Security audits aren’t entirely about actual technical safety. Often they are also about limiting liability in case of a lawsuit.

Let’s say your company was hacked and a class action lawsuit was filed against you. Your specific liability can be mitigated based on how well you followed industry standards. Let’s say the auditors did not recommend AV on this server, so you don’t install it.

Your defense in this is that you followed the recommendations of a respected auditor and pass the buck so to speak. Incidentally, that’s the PRIMARY reason we use third party auditors. Note that shifting of liability is often written into the contract you sign with auditors: if you don’t follow their recommendations, it’s all on you.

Well, attorneys will then investigate the auditor as a possible co-defendant.

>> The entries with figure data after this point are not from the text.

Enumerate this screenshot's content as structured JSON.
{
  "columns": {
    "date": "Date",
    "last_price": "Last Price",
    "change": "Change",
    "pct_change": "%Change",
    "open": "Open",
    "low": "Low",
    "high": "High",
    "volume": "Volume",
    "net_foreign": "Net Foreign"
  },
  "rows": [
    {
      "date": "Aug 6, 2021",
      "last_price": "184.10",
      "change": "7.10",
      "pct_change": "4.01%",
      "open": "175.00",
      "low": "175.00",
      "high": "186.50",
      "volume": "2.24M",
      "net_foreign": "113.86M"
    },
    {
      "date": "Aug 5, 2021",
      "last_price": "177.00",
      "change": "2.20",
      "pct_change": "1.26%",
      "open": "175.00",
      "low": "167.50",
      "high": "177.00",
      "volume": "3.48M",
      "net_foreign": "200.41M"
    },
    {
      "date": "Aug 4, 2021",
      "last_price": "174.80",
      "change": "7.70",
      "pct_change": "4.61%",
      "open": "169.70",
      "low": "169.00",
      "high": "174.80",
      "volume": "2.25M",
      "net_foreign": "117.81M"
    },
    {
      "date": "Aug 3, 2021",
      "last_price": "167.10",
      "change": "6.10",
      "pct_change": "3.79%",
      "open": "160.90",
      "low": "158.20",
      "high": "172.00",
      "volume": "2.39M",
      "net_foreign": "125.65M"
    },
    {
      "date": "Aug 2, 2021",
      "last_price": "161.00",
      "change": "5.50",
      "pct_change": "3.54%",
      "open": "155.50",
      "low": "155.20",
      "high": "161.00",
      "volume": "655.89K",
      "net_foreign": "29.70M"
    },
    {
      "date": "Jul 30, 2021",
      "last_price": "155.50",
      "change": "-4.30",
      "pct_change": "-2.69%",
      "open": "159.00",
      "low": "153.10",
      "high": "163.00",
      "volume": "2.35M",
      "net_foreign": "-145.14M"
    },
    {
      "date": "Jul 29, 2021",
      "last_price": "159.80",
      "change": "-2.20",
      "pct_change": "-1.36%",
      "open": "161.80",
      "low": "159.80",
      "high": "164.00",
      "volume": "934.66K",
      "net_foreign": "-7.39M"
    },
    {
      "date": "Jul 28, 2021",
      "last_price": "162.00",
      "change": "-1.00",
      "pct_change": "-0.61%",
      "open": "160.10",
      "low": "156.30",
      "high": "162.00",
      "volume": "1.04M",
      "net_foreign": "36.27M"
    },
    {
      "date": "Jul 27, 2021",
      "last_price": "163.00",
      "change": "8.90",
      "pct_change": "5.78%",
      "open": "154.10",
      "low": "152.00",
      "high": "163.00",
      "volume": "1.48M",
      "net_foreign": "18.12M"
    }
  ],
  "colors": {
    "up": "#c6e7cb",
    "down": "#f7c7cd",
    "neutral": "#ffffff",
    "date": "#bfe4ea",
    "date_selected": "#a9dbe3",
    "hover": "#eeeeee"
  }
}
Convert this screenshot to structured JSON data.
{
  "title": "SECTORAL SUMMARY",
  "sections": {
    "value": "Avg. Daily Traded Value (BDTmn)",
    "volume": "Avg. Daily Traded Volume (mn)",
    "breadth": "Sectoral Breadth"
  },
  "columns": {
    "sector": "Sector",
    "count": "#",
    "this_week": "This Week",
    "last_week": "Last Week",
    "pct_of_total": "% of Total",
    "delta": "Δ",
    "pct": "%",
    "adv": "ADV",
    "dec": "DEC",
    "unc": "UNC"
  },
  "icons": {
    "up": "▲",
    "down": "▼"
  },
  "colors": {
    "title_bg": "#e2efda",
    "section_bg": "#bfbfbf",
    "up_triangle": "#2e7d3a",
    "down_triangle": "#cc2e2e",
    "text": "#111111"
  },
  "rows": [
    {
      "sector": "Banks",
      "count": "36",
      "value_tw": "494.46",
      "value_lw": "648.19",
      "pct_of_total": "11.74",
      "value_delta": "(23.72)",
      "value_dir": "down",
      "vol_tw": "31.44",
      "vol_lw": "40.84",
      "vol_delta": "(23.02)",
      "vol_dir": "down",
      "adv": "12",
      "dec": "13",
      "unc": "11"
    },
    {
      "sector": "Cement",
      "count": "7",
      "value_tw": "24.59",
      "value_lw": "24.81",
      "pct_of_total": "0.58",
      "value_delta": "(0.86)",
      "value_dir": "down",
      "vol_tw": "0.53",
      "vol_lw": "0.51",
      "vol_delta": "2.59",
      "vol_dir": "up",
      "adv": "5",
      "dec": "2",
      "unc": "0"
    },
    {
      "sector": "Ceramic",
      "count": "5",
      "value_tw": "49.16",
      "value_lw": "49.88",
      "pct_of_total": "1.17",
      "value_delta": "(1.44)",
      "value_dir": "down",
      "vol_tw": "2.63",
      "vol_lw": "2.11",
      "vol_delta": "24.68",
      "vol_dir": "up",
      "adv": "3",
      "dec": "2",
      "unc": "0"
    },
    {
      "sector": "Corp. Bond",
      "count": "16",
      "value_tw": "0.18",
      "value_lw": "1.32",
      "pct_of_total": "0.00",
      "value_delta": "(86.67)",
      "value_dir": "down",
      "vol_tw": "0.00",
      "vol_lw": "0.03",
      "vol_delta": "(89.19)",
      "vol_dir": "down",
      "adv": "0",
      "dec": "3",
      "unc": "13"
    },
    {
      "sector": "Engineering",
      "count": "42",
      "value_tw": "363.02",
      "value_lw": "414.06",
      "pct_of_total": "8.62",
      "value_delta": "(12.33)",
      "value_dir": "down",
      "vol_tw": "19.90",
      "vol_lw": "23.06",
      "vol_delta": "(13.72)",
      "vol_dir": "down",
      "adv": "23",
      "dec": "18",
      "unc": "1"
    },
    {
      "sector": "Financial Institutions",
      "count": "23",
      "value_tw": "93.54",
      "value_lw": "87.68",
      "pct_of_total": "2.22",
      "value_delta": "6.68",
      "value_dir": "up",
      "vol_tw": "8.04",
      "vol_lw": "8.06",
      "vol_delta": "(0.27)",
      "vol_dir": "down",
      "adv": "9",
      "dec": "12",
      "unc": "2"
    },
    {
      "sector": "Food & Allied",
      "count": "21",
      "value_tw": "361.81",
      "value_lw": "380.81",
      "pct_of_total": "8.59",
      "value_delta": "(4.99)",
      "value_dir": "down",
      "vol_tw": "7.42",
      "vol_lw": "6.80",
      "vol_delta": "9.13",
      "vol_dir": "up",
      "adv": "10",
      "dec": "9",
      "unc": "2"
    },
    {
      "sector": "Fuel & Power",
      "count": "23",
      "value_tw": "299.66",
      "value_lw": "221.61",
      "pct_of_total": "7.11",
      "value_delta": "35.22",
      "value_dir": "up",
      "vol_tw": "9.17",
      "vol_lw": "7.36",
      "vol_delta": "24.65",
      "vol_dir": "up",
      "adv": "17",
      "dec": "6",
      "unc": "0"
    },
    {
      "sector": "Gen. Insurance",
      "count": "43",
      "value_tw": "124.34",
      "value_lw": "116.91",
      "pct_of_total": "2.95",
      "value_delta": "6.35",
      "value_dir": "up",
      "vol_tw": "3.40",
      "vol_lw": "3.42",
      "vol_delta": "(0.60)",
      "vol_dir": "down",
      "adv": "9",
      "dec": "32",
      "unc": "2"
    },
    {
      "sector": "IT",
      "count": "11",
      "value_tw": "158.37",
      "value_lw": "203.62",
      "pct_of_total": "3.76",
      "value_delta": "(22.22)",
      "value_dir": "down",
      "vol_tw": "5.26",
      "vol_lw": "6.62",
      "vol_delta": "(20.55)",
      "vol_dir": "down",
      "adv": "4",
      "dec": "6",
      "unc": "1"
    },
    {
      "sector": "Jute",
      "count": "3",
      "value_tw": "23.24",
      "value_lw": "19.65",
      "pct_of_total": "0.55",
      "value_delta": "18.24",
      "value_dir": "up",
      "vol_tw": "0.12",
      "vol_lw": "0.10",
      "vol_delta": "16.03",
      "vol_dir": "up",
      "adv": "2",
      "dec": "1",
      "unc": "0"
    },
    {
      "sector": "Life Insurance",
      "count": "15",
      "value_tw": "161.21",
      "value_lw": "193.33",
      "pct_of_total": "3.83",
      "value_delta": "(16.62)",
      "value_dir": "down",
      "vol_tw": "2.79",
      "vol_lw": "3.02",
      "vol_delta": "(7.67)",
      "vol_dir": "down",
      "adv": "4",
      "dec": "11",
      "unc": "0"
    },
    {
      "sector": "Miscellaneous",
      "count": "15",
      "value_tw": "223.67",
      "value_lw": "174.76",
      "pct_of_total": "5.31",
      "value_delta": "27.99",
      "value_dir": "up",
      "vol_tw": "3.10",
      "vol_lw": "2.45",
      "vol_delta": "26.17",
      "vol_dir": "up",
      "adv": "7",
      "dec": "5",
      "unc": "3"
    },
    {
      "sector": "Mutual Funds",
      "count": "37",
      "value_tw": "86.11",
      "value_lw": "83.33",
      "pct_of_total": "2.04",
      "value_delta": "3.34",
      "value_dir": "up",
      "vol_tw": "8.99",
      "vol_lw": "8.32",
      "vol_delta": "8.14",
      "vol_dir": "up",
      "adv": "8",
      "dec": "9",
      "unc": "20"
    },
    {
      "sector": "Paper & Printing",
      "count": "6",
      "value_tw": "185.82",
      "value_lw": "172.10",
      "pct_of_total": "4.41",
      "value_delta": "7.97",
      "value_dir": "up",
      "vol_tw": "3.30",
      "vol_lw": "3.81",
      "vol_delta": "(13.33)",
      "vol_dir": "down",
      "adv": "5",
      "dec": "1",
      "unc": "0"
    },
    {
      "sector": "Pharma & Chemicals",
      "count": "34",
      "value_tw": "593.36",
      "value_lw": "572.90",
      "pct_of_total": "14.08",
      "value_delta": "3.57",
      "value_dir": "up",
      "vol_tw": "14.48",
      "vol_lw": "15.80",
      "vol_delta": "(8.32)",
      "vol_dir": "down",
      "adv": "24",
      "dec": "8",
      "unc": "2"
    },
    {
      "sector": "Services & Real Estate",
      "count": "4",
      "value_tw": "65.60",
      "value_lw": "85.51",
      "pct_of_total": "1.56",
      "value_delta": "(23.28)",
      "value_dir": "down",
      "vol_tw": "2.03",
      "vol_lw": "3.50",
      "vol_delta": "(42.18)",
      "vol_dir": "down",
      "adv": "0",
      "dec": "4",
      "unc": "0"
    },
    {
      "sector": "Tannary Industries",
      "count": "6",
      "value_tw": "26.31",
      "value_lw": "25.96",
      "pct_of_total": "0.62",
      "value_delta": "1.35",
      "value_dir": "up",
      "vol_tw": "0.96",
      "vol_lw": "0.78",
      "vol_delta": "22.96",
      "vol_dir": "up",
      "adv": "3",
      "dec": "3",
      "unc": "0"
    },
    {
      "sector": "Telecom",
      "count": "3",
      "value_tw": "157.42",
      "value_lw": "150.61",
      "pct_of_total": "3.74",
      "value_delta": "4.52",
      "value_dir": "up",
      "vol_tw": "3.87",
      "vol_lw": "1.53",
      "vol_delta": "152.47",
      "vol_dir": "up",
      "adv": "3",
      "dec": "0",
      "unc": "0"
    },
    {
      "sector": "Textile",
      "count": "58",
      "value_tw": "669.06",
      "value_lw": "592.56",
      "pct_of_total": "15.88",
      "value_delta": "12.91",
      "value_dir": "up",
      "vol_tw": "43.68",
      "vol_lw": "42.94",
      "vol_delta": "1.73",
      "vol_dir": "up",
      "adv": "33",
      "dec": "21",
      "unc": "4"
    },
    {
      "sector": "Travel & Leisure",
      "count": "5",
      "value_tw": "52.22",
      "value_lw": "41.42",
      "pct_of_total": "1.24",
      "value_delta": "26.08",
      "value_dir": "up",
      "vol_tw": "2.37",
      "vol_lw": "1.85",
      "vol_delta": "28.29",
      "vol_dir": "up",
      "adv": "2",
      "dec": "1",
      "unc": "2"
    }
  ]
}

In our hypothetical situation the fact that they did not recommend AV on a particular server will be seen as not being thorough. That alone would hurt them in the negotiations even if it had absolutely no bearing on the actual attack.

The only fiscally responsible thing for an auditing company to do is to have a standard recommendation for all servers regardless of actual attack surface. In this case, AV on everything. In other words they recommend a sledge hammer even when a scalpel is technically superior due to legal reasoning.

Does it make technical sense? Generally no as it usually increases risk. Does it makes sense to attorneys, a judge or even a jury? Absolutely, they are not technically competent and incapable of understanding the nuances. Which is why you need to comply.

@ewwhite recommended you speak with the auditor about this. I think that’s the wrong path. Instead you should speak with your company’s attorney to get their opinion on not following these requests.